Pour ne pas mettre l’UE en danger

Les partisans du Brexit espèrent qu'il entraînera la chute de l'Union, ce nouvel «Empire du mal». Une hubris hors de propos tant elle mésestime sa résilience : outre que ce n'est pas la première fois que l'UE est confrontée à une sortie de l'une de ses parties (le Groenland), à un refus d'adhérer après négociations (la Norvège, à deux reprises), à une interruption des négociations (l'Islande), à des référendums négatifs sur un traité (le Danemark, l'Irlande, la France, les Pays-Bas et la Suède), on se demande bien qui aurait intérêt à partir. D'une part, il faudrait qu'un gouvernement soutenu par son Parlement le décide. Ou, s'il existe une procédure référendaire (ce qui est loin d'être la règle), qu'un Etat décide de l'utiliser. A l'Ouest, aucun gouvernement n'est prêt à suivre David Cameron. Et nulle part un référendum d'initiative populaire sur l'appartenance à l'Union n'est autorisé.

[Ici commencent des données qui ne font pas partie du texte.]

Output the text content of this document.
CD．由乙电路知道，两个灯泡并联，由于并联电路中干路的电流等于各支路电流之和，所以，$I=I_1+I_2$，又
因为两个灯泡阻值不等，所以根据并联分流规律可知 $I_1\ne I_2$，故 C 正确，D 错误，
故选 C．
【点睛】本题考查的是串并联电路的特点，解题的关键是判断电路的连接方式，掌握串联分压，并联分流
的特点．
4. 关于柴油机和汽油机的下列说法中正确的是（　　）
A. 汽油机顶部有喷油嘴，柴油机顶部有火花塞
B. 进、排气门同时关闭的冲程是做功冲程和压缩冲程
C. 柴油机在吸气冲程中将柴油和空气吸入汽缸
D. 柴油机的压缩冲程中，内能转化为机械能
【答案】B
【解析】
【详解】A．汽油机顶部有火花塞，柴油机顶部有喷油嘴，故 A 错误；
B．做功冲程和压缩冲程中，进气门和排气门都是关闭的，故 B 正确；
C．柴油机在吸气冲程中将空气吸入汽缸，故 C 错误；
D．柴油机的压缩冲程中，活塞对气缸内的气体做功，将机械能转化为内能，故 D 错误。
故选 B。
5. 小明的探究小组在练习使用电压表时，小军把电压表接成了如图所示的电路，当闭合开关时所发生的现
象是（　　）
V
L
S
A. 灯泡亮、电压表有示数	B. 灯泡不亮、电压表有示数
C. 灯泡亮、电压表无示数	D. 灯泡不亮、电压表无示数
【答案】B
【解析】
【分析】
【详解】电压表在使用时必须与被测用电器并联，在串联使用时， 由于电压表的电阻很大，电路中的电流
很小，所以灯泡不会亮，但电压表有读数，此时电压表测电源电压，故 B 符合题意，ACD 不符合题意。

D’autre part, il faudrait qu’un pays ait un intérêt à le faire, ce qui n’est pas le cas : les gouvernements d’Europe de l’Ouest savent tout ce que leurs pays ont à perdre en quittant l’UE, comme l’a montré le précédent grec, au gouvernement pourtant largement eurosceptique. Certes, si le FN arrivait au pouvoir en France, les choses pourraient évoluer. On n’en est pas là. Et les Etats d’Europe centrale, dont les gouvernements sont encore plus eurosceptiques que l’Ukip, n’ont aucune intention de partir : ils reçoivent l’équivalent de 4 % de leur PIB annuel en fonds communautaires, une manne à laquelle personne n’est prêt à renoncer. Enfin, même si un ou deux pays suivent le Royaume-Uni, cela permettra de clarifier le projet communautaire : mieux vaut continuer à avancer dans l’intégration avec des pays qui en ont envie. La sortie de la Grande-Bretagne décidée par elle-même et pour elle-même sera son problème, pas celui de l’Union.

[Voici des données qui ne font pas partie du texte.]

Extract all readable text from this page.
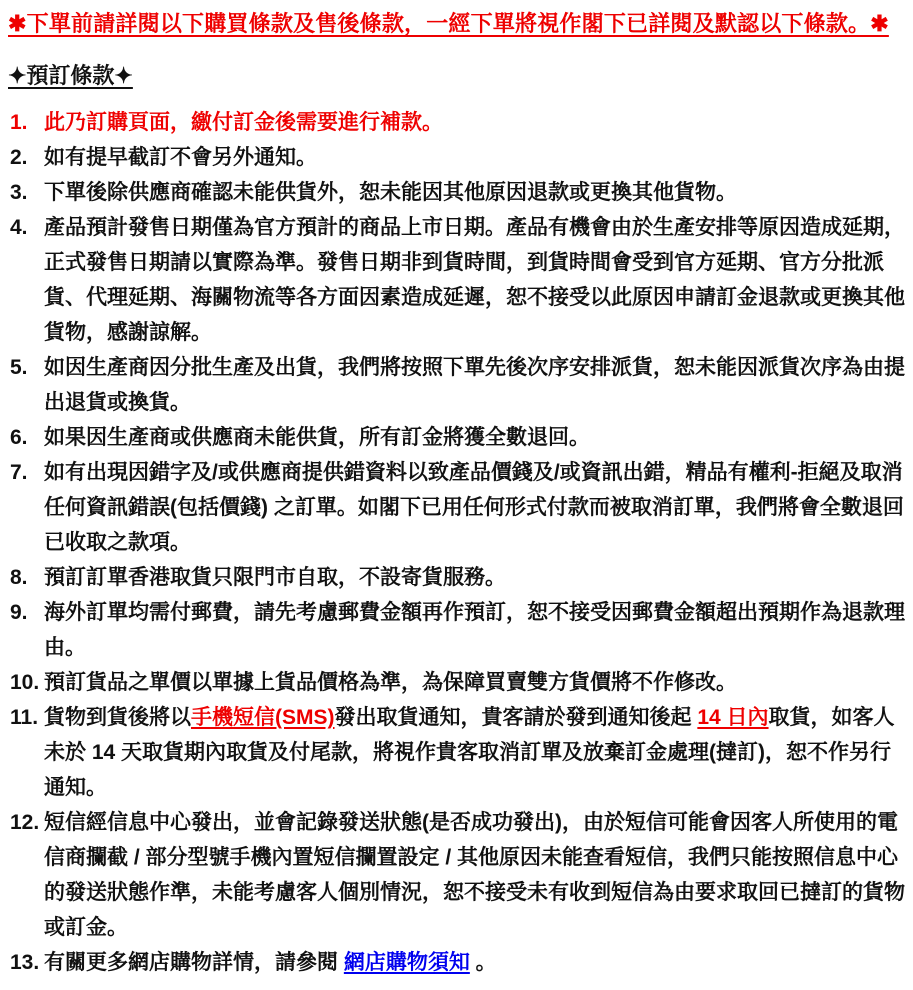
✱下單前請詳閱以下購買條款及售後條款，一經下單將視作閣下已詳閱及默認以下條款。✱
✦預訂條款✦
1. 此乃訂購頁面，繳付訂金後需要進行補款。
2. 如有提早截訂不會另外通知。
3. 下單後除供應商確認未能供貨外，恕未能因其他原因退款或更換其他貨物。
4. 產品預計發售日期僅為官方預計的商品上市日期。產品有機會由於生產安排等原因造成延期，正式發售日期請以實際為準。發售日期非到貨時間，到貨時間會受到官方延期、官方分批派貨、代理延期、海關物流等各方面因素造成延遲，恕不接受以此原因申請訂金退款或更換其他貨物，感謝諒解。
5. 如因生產商因分批生產及出貨，我們將按照下單先後次序安排派貨，恕未能因派貨次序為由提出退貨或換貨。
6. 如果因生產商或供應商未能供貨，所有訂金將獲全數退回。
7. 如有出現因錯字及/或供應商提供錯資料以致產品價錢及/或資訊出錯，精品有權利-拒絕及取消任何資訊錯誤(包括價錢) 之訂單。如閣下已用任何形式付款而被取消訂單，我們將會全數退回已收取之款項。
8. 預訂訂單香港取貨只限門市自取，不設寄貨服務。
9. 海外訂單均需付郵費，請先考慮郵費金額再作預訂，恕不接受因郵費金額超出預期作為退款理由。
10. 預訂貨品之單價以單據上貨品價格為準，為保障買賣雙方貨價將不作修改。
11. 貨物到貨後將以手機短信(SMS)發出取貨通知，貴客請於發到通知後起 14 日內取貨，如客人未於 14 天取貨期內取貨及付尾款，將視作貴客取消訂單及放棄訂金處理(撻訂)，恕不作另行通知。
12. 短信經信息中心發出，並會記錄發送狀態(是否成功發出)，由於短信可能會因客人所使用的電信商攔截 / 部分型號手機內置短信攔置設定 / 其他原因未能查看短信，我們只能按照信息中心的發送狀態作準，未能考慮客人個別情況，恕不接受未有收到短信為由要求取回已撻訂的貨物或訂金。
13. 有關更多網店購物詳情，請參閱 網店購物須知 。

Pour décourager les europhobes

Le départ du Royaume-Uni donnera une leçon grandeur nature à tous ceux qui pensent qu'une fin de l'Union serait sans douleur. Berlin et Paris ont été d'une rare fermeté : in, c'est in, out, c'est out. En clair, Londres ne pourra avoir le beurre, l'argent du beurre et le sourire de la crémière. Le message est destiné aux citoyens britanniques, mais aussi à leurs europhobes nationaux du FN ou de l'AfD. Dans un premier temps donc, l'Union négociera la rupture de ses liens avec la Grande-Bretagne : deux ans de palabres pendant lesquels les Britanniques vont comprendre leur douleur. D'une part, ils vont voir leur croissance chuter, les marchés n'aimant pas l'incertitude ; et, d'autre part, ils vont devoir légiférer à tour de bras pour remplacer les textes européens intégrés dans leur droit, ce qui promet une kyrielle de procès, pour le plus grand bonheur des avocats, en cas d'oubli ou pour gérer la transition.

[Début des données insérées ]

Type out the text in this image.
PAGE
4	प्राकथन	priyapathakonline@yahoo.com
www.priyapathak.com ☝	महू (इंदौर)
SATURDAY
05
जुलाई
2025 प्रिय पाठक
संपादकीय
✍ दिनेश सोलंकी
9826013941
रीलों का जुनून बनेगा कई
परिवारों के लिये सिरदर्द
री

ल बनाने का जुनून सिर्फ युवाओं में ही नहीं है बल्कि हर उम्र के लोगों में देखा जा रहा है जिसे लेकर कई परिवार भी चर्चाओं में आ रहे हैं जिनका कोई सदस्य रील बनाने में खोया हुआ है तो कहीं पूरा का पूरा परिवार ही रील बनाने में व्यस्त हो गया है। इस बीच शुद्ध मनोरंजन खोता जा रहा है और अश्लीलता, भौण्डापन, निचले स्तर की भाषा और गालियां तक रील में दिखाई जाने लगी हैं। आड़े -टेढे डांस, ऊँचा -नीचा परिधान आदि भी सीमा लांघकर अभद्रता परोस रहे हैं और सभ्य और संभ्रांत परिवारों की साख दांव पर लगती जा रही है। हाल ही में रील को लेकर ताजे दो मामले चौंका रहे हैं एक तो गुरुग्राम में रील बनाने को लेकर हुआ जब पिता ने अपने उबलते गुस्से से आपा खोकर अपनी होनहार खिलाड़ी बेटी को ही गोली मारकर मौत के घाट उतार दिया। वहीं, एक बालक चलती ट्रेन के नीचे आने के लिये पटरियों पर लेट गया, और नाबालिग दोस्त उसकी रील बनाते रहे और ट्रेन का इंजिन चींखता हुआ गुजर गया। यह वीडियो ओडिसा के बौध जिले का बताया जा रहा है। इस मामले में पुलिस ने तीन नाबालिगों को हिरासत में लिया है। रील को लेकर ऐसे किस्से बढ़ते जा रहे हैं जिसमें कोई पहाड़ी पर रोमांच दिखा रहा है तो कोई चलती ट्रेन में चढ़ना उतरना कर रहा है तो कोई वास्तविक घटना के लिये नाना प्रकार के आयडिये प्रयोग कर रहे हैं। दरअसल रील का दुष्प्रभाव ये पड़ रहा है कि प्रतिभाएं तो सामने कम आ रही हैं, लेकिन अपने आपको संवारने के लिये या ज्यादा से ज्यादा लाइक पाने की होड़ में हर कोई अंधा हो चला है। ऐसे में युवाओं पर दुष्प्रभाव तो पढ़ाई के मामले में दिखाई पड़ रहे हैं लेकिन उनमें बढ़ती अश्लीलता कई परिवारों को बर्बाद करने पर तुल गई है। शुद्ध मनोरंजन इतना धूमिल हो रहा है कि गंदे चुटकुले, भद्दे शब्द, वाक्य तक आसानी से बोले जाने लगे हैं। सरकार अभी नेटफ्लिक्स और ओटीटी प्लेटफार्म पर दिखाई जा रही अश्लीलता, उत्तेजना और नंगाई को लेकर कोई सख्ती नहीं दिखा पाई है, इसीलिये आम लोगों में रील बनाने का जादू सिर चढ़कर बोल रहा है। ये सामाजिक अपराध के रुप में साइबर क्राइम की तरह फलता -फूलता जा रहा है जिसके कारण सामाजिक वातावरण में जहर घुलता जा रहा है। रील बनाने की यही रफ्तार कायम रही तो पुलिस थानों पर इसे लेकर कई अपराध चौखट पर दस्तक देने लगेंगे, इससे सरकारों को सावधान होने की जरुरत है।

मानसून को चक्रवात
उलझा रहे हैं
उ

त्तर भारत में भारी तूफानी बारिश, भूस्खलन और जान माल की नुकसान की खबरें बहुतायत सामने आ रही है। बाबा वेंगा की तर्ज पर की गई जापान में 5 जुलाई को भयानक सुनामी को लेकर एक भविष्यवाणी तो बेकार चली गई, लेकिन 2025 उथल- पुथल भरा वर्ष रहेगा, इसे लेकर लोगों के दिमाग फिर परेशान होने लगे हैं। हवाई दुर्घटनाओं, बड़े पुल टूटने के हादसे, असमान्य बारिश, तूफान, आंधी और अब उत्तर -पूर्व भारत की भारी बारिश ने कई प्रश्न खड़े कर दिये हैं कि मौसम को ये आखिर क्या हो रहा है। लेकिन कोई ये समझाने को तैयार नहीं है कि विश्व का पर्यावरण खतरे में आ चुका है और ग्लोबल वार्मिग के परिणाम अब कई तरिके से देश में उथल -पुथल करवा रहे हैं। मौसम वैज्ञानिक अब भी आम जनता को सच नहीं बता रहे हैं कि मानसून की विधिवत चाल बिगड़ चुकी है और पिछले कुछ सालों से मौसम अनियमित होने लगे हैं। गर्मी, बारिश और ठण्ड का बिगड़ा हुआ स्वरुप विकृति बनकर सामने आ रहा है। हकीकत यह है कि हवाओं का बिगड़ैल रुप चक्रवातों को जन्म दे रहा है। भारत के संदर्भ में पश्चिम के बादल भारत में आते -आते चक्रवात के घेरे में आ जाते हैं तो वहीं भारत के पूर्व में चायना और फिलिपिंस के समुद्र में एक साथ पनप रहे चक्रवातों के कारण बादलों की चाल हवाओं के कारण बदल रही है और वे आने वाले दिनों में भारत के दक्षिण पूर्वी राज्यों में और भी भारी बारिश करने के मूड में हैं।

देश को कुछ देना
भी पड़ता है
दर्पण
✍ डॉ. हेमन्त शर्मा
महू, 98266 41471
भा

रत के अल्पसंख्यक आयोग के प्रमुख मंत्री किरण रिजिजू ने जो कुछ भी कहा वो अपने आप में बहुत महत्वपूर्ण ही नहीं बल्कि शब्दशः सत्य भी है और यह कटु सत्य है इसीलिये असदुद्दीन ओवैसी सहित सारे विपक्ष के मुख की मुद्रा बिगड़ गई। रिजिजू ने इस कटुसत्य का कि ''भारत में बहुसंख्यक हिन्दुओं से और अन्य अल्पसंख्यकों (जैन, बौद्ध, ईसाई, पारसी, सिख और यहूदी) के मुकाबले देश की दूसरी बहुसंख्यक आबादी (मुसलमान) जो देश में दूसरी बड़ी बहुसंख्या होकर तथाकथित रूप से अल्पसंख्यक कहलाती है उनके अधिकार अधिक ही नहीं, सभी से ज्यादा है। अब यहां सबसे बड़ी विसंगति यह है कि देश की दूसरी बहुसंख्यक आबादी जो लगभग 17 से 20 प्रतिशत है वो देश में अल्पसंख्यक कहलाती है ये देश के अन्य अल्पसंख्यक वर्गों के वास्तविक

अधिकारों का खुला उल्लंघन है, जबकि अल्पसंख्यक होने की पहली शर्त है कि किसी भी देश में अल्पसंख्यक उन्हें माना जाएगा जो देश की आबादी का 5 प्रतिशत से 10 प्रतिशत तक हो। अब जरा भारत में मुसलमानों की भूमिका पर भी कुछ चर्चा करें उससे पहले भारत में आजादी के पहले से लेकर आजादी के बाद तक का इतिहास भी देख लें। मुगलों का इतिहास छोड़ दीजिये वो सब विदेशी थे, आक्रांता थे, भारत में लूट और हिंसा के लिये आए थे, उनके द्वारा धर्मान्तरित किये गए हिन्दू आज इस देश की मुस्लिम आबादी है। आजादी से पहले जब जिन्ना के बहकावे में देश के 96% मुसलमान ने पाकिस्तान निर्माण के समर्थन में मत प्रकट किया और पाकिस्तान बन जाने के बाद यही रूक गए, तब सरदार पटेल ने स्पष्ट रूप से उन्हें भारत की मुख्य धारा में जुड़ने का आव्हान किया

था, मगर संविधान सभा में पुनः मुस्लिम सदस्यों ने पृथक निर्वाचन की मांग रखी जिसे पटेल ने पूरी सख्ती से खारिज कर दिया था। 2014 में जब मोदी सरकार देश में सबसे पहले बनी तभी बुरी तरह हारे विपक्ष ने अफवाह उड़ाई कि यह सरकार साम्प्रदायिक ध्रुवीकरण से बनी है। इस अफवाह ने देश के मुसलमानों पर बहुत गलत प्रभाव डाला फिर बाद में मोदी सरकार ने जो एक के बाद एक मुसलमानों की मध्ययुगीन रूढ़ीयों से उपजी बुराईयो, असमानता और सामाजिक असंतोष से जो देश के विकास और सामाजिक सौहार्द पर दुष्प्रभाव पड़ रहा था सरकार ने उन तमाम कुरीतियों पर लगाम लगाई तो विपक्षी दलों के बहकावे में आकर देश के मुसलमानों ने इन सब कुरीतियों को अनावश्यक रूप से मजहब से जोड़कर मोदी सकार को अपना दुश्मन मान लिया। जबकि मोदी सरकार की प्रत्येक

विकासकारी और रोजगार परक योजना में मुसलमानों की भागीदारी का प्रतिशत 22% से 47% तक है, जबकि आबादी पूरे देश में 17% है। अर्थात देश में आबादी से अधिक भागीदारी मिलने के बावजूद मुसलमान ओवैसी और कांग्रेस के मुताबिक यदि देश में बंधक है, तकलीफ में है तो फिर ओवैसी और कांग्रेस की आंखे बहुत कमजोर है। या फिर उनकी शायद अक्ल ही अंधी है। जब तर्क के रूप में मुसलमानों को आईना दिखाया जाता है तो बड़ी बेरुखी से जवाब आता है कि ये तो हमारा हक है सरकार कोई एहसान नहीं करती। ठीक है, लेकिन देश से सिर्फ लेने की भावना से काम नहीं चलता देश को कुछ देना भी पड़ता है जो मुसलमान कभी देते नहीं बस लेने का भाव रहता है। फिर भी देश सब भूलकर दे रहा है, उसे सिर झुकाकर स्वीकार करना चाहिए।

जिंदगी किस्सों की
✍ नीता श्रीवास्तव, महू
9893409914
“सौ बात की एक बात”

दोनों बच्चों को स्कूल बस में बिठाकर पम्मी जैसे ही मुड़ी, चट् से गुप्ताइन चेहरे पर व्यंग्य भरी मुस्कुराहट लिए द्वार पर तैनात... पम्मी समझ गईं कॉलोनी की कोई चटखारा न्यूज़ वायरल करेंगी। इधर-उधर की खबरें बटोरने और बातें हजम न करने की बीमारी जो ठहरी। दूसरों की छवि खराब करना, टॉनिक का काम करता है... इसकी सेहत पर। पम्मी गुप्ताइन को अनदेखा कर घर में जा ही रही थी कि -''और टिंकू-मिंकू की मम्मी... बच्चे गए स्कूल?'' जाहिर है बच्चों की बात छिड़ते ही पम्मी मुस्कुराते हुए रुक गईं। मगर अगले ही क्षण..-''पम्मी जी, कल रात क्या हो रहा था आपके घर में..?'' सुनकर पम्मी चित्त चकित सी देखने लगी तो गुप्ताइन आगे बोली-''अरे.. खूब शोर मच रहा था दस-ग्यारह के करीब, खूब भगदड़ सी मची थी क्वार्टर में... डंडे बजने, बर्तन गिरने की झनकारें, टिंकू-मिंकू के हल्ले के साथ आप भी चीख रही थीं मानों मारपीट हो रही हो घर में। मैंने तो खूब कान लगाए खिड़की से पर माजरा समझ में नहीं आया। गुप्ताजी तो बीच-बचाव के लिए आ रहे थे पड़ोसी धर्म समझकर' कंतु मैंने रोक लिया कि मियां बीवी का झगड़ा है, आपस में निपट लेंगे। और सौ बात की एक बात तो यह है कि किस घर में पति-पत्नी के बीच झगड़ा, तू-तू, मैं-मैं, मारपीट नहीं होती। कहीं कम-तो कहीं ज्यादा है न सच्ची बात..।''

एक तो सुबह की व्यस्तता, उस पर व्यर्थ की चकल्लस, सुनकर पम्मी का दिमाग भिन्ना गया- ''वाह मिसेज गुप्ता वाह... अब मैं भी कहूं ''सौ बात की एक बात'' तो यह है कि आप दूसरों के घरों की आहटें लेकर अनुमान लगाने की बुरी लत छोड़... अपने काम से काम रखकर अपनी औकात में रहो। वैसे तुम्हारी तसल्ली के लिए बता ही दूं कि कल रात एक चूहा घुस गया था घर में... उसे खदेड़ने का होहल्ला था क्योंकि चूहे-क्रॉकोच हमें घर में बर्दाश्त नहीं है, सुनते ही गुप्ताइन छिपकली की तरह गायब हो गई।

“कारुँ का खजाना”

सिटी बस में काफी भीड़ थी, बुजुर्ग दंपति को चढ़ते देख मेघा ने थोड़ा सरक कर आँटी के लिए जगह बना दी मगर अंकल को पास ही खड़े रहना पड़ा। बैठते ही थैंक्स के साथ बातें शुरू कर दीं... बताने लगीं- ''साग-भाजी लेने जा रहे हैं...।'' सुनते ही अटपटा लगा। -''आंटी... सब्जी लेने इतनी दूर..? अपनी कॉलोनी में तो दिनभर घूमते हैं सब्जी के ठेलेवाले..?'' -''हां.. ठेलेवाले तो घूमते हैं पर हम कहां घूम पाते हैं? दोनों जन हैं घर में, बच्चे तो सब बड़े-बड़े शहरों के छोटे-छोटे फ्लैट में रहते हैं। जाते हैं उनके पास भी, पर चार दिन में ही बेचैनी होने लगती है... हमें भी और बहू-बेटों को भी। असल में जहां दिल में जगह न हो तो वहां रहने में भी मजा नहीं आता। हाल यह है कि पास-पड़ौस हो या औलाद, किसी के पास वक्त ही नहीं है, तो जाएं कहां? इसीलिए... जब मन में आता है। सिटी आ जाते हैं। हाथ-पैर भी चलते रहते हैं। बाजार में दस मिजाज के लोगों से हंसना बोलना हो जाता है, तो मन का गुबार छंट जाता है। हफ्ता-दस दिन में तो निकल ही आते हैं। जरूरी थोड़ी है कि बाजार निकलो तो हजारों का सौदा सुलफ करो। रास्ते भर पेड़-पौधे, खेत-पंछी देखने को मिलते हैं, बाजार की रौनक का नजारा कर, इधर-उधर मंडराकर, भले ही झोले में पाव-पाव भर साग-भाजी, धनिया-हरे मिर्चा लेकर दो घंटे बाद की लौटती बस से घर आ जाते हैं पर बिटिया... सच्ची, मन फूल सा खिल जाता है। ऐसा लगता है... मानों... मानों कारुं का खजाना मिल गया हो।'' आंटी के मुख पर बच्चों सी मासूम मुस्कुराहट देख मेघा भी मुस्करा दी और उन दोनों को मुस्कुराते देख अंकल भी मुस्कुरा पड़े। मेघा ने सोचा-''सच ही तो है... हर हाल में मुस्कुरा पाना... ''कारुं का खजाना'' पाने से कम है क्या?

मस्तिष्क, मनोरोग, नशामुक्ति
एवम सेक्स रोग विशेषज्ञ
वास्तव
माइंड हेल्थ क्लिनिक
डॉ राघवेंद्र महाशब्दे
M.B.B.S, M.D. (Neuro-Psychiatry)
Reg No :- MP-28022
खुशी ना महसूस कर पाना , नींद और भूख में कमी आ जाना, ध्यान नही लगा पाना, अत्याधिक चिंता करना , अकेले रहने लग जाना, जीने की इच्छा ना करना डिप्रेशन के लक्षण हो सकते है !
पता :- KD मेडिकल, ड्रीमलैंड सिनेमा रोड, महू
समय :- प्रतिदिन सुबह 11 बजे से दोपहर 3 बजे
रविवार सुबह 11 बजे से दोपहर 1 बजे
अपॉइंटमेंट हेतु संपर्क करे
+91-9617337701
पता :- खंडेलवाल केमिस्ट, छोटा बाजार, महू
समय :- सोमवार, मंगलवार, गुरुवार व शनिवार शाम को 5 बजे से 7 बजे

Ensuite, Londres devra solliciter Bruxelles, mais aussi l’ensemble des Etats tiers avec lesquels l’Union a signé des accords commerciaux, pour négocier un nouveau statut. Et cela va prendre du temps. En attendant, le Royaume-Uni sera traité comme un simple pays tiers ne bénéficiant d’aucun accès privilégié au marché unique, ce qui incitera de nombreuses compagnies à délocaliser sièges et productions sur le continent. Pire, Londres perdra les chambres de compensation en euros, la City cessant ipso facto d’être la place financière de la monnaie unique. Le futur statut de la Grande-Bretagne s’annonce coton puisque, pour avoir accès au marché unique, il faudra au minimum respecter les fameuses normes européennes exécrées… Si elle veut davantage (accès aux services, notamment financiers), il faudra qu’elle accepte des politiques dont elle ne veut pas, comme la libre circulation et une contribution au budget communautaire. Bref, la sortie de l’Union va s’avérer douloureuse pour l’économie et la souveraineté britannique, dont on va s’apercevoir qu’elle n’est finalement pas si souveraine que ça finalement.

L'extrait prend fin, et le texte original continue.